Их уважают и побаиваются. Такой "тяжеловес" может блатарей пристукнуть запросто и их за людей не считает.
В двадцатых годах на Вишере таким прославленным тяжеловесом был медвежатник Майеровский, Першин-Майеровский. Уже позднее, в тридцатых годах, Майеровский ограбил Московский кожевенный институт, взломав там несгораемый шкаф, совершил подряд несколько ограблений. Майеровский работал в Ростокине заведующим гаражом. Его арест и прошлые подвиги описывала "Правда".

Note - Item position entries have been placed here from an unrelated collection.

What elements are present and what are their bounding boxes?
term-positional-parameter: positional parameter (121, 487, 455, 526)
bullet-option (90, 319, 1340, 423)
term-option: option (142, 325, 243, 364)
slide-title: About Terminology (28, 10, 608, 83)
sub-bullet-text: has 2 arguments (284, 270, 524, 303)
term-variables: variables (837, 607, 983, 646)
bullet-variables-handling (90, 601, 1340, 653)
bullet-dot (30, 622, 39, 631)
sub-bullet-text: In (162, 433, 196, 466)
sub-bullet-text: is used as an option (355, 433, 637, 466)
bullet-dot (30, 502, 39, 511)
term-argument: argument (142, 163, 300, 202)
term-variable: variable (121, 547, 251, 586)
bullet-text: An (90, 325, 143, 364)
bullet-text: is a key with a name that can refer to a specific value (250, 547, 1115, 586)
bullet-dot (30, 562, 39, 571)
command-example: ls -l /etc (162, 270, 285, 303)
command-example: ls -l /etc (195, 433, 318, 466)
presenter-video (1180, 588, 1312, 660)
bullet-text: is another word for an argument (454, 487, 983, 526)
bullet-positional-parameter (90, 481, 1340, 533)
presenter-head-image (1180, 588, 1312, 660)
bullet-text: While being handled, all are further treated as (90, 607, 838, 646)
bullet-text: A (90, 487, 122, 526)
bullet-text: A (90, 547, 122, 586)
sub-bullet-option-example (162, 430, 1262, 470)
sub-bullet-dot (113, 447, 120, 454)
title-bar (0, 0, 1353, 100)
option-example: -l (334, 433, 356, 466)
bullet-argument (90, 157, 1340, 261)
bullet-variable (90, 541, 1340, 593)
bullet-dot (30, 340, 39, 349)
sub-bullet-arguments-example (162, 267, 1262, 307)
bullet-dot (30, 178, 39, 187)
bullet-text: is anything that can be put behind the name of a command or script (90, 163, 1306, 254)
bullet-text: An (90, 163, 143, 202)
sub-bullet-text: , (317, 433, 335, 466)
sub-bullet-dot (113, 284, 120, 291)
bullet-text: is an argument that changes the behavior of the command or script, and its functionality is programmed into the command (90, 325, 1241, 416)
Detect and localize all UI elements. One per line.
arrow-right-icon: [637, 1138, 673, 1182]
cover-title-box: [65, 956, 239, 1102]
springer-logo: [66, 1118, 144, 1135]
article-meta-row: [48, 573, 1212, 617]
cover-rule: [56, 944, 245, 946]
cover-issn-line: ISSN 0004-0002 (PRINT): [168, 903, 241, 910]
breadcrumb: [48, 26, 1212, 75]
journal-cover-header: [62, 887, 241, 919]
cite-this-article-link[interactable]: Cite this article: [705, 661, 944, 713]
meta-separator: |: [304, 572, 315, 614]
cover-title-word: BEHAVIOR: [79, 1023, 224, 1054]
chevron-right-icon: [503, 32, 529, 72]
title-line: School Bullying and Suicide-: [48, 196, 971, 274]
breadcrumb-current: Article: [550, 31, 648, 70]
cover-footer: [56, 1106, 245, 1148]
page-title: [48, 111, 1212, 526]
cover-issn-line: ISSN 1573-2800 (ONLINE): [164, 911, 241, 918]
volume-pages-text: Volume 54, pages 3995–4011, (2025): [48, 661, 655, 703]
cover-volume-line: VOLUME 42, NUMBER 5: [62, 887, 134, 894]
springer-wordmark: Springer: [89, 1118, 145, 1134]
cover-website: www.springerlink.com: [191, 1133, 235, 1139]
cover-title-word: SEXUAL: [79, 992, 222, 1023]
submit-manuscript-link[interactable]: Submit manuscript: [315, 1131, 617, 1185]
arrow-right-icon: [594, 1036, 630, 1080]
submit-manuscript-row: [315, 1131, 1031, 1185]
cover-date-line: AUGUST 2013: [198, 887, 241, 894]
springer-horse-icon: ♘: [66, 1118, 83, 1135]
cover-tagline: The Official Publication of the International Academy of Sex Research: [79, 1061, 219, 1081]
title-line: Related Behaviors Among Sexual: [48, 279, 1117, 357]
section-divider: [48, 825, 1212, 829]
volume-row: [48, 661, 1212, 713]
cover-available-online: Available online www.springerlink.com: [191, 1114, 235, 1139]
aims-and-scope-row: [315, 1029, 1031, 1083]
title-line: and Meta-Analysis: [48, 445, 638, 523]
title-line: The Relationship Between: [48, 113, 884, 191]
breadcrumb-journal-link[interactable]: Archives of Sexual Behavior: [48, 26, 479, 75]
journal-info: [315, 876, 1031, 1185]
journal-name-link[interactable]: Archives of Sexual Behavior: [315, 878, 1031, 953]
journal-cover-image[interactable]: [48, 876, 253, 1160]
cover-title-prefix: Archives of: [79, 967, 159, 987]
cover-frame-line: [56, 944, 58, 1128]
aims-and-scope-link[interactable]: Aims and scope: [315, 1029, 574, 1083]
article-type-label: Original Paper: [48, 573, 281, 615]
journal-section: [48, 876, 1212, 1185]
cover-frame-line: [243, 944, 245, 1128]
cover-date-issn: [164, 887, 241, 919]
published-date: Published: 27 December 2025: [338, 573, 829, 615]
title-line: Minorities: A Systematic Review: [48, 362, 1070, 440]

Я знал Майеровского хорошо. Он был грамотен и получил кое-какое образование. Родной брат его, как говорили, был одним из видных работников ОГПУ. Черноволосый, лет тридцати, Майеровский работал дневальным в одной из лагерных рот. Был любитель поговорить о прочитанных книжках и художник неплохой, очень способный акварелист. Всё, что рисовал - а он рисовал много,- было порнографического содержания. У меня был даже от него подарок - акварель на промокательной толстой бумаге, Майеровский подарил ее вместе с рамочкой, снабженной занавеской, но однажды, вернувшись домой, я не нашел под занавеской картины - кто-то взял на память.
В самом конце двадцать девятого года Майеровский был арестован и послан в ШИЗО за подделку собственноручных записок Ивана Гавриловича Филиппова в магазин на вино. Магазин был общий - для вольных и заключенных. Старику Филиппову был предъявлен магазинный счет на какое-то несусветное количество самого дорогого вина, которое было выдано магазином по запискам Филиппова. Филиппов, тяжелый сердечный больной, и капли вина не пил, а в магазин посылал только в одно из воскресений - за вином для гостей. Но еще до того, как началось следствие, Филиппов потребовал к себе "свои" записки из магазина.
- Все мои, - сказал он, внимательно пересмотрев бумажки.- Выпустите Майеровского.
Клуба в лагере не было (клубная деятельность началась с "перековки"), и каждый вечер, незадолго до отбоя, жаждущие "хавать культуру" собирались возле третьей роты, где жил Пименов, уже пожилой блатарь. Он долго себя упрашивать не заставлял и пел приятным тенорком "Соловецкое":
Каждый год под весенним дождем
Мы приезда комиссии ждем...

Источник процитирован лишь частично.